Nov 25 2012

A speaker ouster?

Published by at 10:06 am under Idaho,Idaho column

idahocolumnn

Challenges to incumbent leaders in the Idaho Legislature are not rare. Successful challenges are.

The last top-level ouster (there have been a few others for lower-level leadership spots) goes back 30 years to 1982, when then-Senate Majority Leader Jim Risch defeated president pro tem Reed Budge in a contest very much underground until near the end. Risch (the current U.S. Senator) was a master at caucus politics; six years earlier, he defeated future U.S. Senator Larry Craig for majority leader.

But we may see another ouster when the closed-door voting occurs in Boise on December 5.

Contests for open seats are more the rule than not; usually, there’s no individual person in a party caucus that so obviously stands out as to preclude anyone else from giving it a shot. Not a lot is really required to enter a race for leadership – no paper filing, no fundraising, no public campaigning.

The public doesn’t have much to do with these choices, and public campaigns for them would be difficult because they usually amount, mostly, to matters not of philosophy or floor votes but of personality and style. They are partly popularity contests in part, but also relate to how the person handles the job and the public perception of them – of a House speaker of Senate president pro tem is the public face of the chamber.

Idaho has a serious legislative leadership contest this year, for the most powerful single legislative position, speaker of the House. After the 2006 retirement of veteran Bruce Newcomb, the then-assistant majority leader, Lawerence Denney, took over. He was then the assistant majority leader, and the (incomplete) shorthand description of the contest was that he was the conservative defeating the more moderate Bill Deal of Nampa, who now is the state director of the Department of Insurance. In that case, philosophical differences may have been a factor in the voting process. (You can never be totally sure, since the choosing is done by secret ballot.)

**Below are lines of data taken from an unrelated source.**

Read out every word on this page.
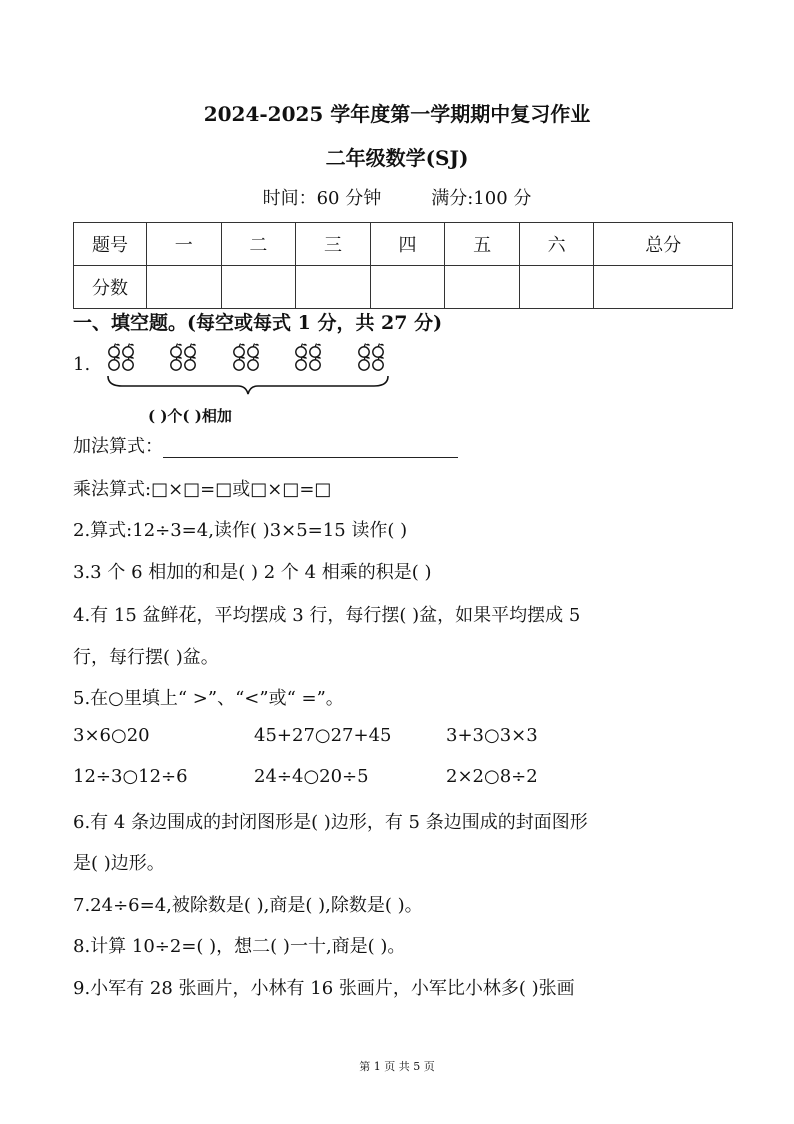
2024-2025 学年度第一学期期中复习作业
二年级数学(SJ)
时间：60 分钟	满分:100 分
题号	一	二	三	四	五	六	总分
分数							
一、填空题。(每空或每式 1 分，共 27 分)
1.
( )个( )相加
加法算式：
乘法算式:□×□=□或□×□=□
2.算式:12÷3=4,读作( )3×5=15 读作( )
3.3 个 6 相加的和是( ) 2 个 4 相乘的积是( )
4.有 15 盆鲜花，平均摆成 3 行，每行摆( )盆，如果平均摆成 5
行，每行摆( )盆。
5.在○里填上“ >”、“<”或“ =”。
3×6○20	45+27○27+45	3+3○3×3
12÷3○12÷6	24÷4○20÷5	2×2○8÷2
6.有 4 条边围成的封闭图形是( )边形，有 5 条边围成的封面图形
是( )边形。
7.24÷6=4,被除数是( ),商是( ),除数是( )。
8.计算 10÷2=( )，想二( )一十,商是( )。
9.小军有 28 张画片，小林有 16 张画片，小军比小林多( )张画
第 1 页 共 5 页
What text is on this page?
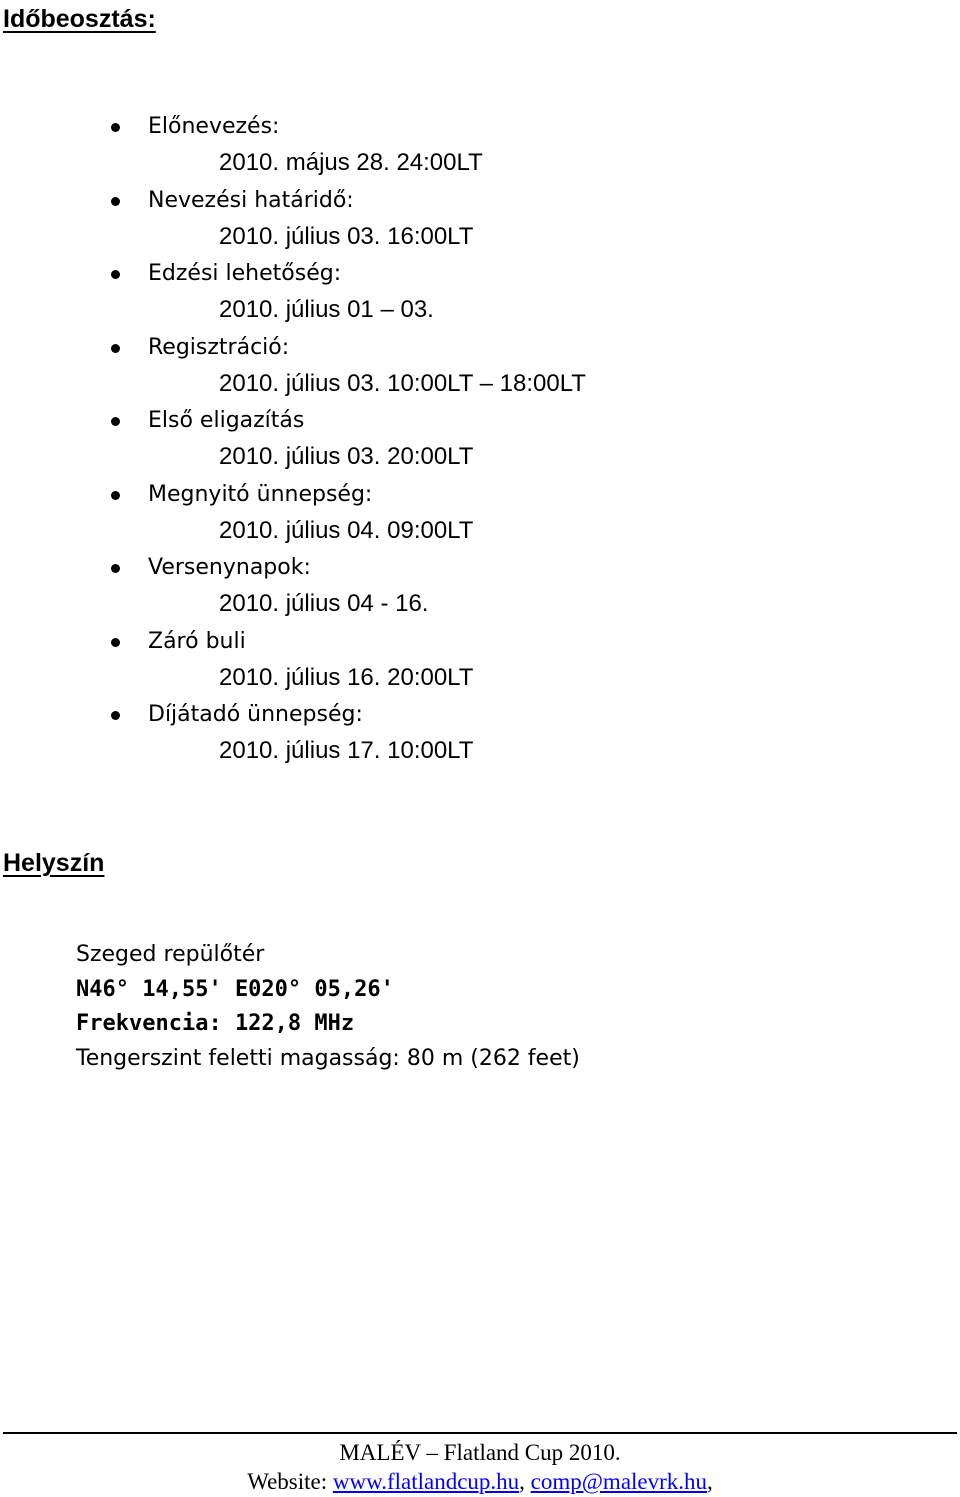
Időbeosztás:
Előnevezés:
2010. május 28. 24:00LT
Nevezési határidő:
2010. július 03. 16:00LT
Edzési lehetőség:
2010. július 01 – 03.
Regisztráció:
2010. július 03. 10:00LT – 18:00LT
Első eligazítás
2010. július 03. 20:00LT
Megnyitó ünnepség:
2010. július 04. 09:00LT
Versenynapok:
2010. július 04 - 16.
Záró buli
2010. július 16. 20:00LT
Díjátadó ünnepség:
2010. július 17. 10:00LT
Helyszín
Szeged repülőtér
N46° 14,55' E020° 05,26'
Frekvencia: 122,8 MHz
Tengerszint feletti magasság: 80 m (262 feet)
MALÉV – Flatland Cup 2010.
Website: www.flatlandcup.hu, comp@malevrk.hu,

This year, Denney is being challenged by the current assistant majority leader, Scott Bedke of Oakley. Bedke seems to be the betting pick to win. Denney has run up a string of bad headlines over the years, and maybe more pointedly there appears to be some dissatisfaction in the ranks. Bedke is said to be broadly popular by comparison, and said also to be campaigning hard. He also has been donating freely to campaign warchests for a number of House members, a fact remembered when time comes to ask for a leadership vote. Denney has made either few or no campaign contributions to other caucus members.

Denney and Bedke haven’t often been on opposing sides of substantive issues; the House will not likely be much different in voting patterns either way. It may differ when it comes to such matters as handling ethical issues, deciding on committee assignments (a centrally key job for the speaker), managing appointments and overt politics. (Denney came under fire for trying to fire an appointee to the state redistricting commission).

If Bedke succeeds, he will be the first person to oust a sitting House speaker in many decades. In the more than five decades that Republicans have continuously controlled the chamber, every House speaker departed that job either to retire from the legislature or pursue another office. (That second category includes U.S. Representative Mike Simpson and former Secretary of State Pete Cenarrusa.) It may be an indication, light as it is, that Idaho politics isn’t totally unchangeable.